Basil Wilson Duke | |
---|---|
Born |
Georgetown, Kentucky |
May 28, 1838
Died | September 16, 1916 New York City, New York |
(aged 78)
Place of burial | Lexington Cemetery, Lexington, Kentucky |
Allegiance | Confederate States of America |
Service/branch | Confederate States Army |
Years of service | 1861–1865 |
Rank | Brigadier General |
Unit | 2nd Kentucky Cavalry 9th Kentucky Cavalry |
Commands held | Morgan's Raiders |
Battles/wars | |
Other work | lawyer, lobbyist, writer |
Basil Wilson Duke (May 28, 1838 – September 16, 1916) was a Confederate general officer during the American Civil War. His most noted service in the war was as second-in-command for his brother-in-law John Hunt Morgan; Duke would later write a popular account of Morgan's most famous raid: 1863's Morgan's Raid. He took over Morgan's command after Morgan was shot by Union soldiers in 1864. At the end of the war, Duke was among Confederate President Jefferson Davis's bodyguards after his flight from Richmond, Virginia, through the Carolinas.

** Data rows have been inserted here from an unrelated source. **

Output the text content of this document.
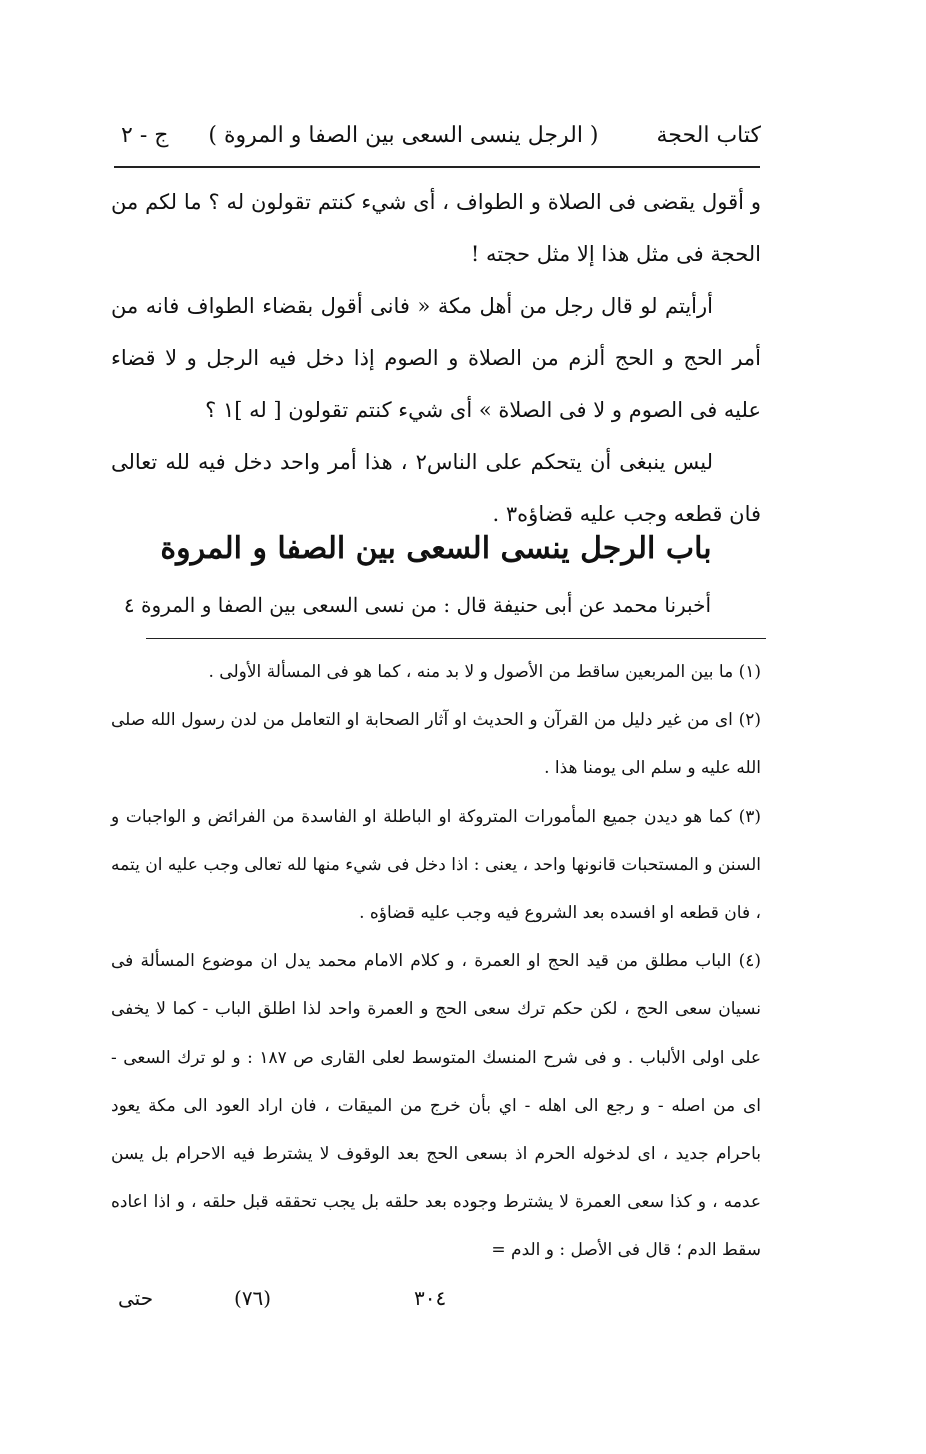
كتاب الحجة
( الرجل ينسى السعى بين الصفا و المروة )
ج - ٢

و أقول يقضى فى الصلاة و الطواف ، أى شيء كنتم تقولون له ؟ ما لكم من الحجة فى مثل هذا إلا مثل حجته !

أرأيتم لو قال رجل من أهل مكة « فانى أقول بقضاء الطواف فانه من أمر الحج و الحج ألزم من الصلاة و الصوم إذا دخل فيه الرجل و لا قضاء عليه فى الصوم و لا فى الصلاة » أى شيء كنتم تقولون [ له ]١ ؟

ليس ينبغى أن يتحكم على الناس٢ ، هذا أمر واحد دخل فيه لله تعالى فان قطعه وجب عليه قضاؤه٣ .

باب الرجل ينسى السعى بين الصفا و المروة
أخبرنا محمد عن أبى حنيفة قال : من نسى السعى بين الصفا و المروة ٤

(١) ما بين المربعين ساقط من الأصول و لا بد منه ، كما هو فى المسألة الأولى .

(٢) اى من غير دليل من القرآن و الحديث او آثار الصحابة او التعامل من لدن رسول الله صلى الله عليه و سلم الى يومنا هذا .

(٣) كما هو ديدن جميع المأمورات المتروكة او الباطلة او الفاسدة من الفرائض و الواجبات و السنن و المستحبات قانونها واحد ، يعنى : اذا دخل فى شيء منها لله تعالى وجب عليه ان يتمه ، فان قطعه او افسده بعد الشروع فيه وجب عليه قضاؤه .

(٤) الباب مطلق من قيد الحج او العمرة ، و كلام الامام محمد يدل ان موضوع المسألة فى نسيان سعى الحج ، لكن حكم ترك سعى الحج و العمرة واحد لذا اطلق الباب - كما لا يخفى على اولى الألباب . و فى شرح المنسك المتوسط لعلى القارى ص ١٨٧ : و لو ترك السعى - اى من اصله - و رجع الى اهله - اي بأن خرج من الميقات ، فان اراد العود الى مكة يعود باحرام جديد ، اى لدخوله الحرم اذ بسعى الحج بعد الوقوف لا يشترط فيه الاحرام بل يسن عدمه ، و كذا سعى العمرة لا يشترط وجوده بعد حلقه بل يجب تحققه قبل حلقه ، و اذا اعاده سقط الدم ؛ قال فى الأصل : و الدم =

حتى	(٧٦)	٣٠٤
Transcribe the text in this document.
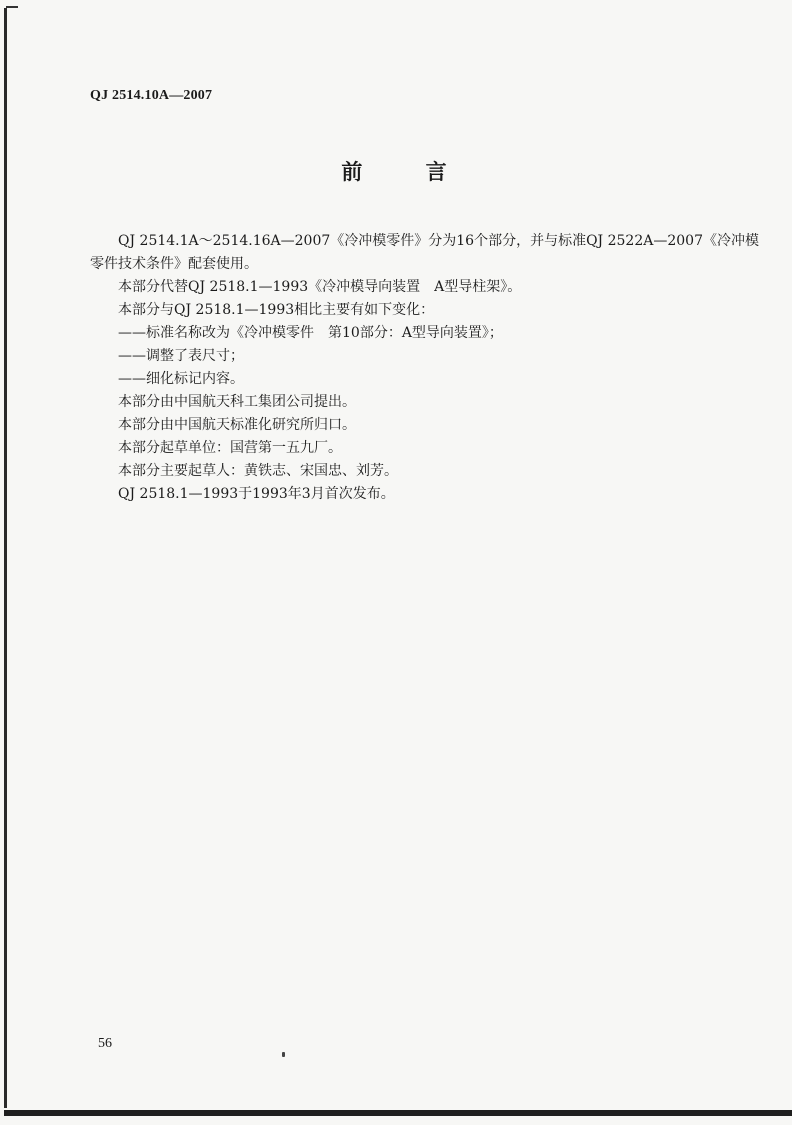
QJ 2514.10A—2007
前 言

QJ 2514.1A～2514.16A—2007《冷冲模零件》分为16个部分，并与标准QJ 2522A—2007《冷冲模

零件技术条件》配套使用。

本部分代替QJ 2518.1—1993《冷冲模导向装置　A型导柱架》。

本部分与QJ 2518.1—1993相比主要有如下变化：

——标准名称改为《冷冲模零件　第10部分：A型导向装置》；

——调整了表尺寸；

——细化标记内容。

本部分由中国航天科工集团公司提出。

本部分由中国航天标准化研究所归口。

本部分起草单位：国营第一五九厂。

本部分主要起草人：黄铁志、宋国忠、刘芳。

QJ 2518.1—1993于1993年3月首次发布。

56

Duke's lasting impact was as a historian and communicator of the Confederate experience. As a historian he helped to found the Filson Club Historical Society and started the preserving of the Shiloh battlefield. He wrote numerous books and magazine articles, most notably in the Southern Bivouac. When he died, he was one of the few high-ranking Confederate officers still alive. Historian James A. Ramage said of Duke, "No Southerner was more dedicated to the Confederacy than General Basil W. Duke."
Basil Wilson Duke was born in Scott County, Kentucky, on May 28, 1838; the only child of career naval officer Nathaniel W. Duke and his wife, the former Mary Pickett Currie. He was 5 feet 10 inches (1.78 m), slightly-built, with a resonant voice. A relative described him as "essentially a man of the 17th century, that century in half armor, torn between chivalry and realism". The family, members of the Episcopal Church, had originally been of Catholic English stock, descended from a 1634 immigrant from Devonshire named Richard Duke, who came to Maryland aboard the "Ark." Through his mother, Basil was of partial Scottish descent, with his grandfather James Currie having served several years in the British Navy before settling in the United States.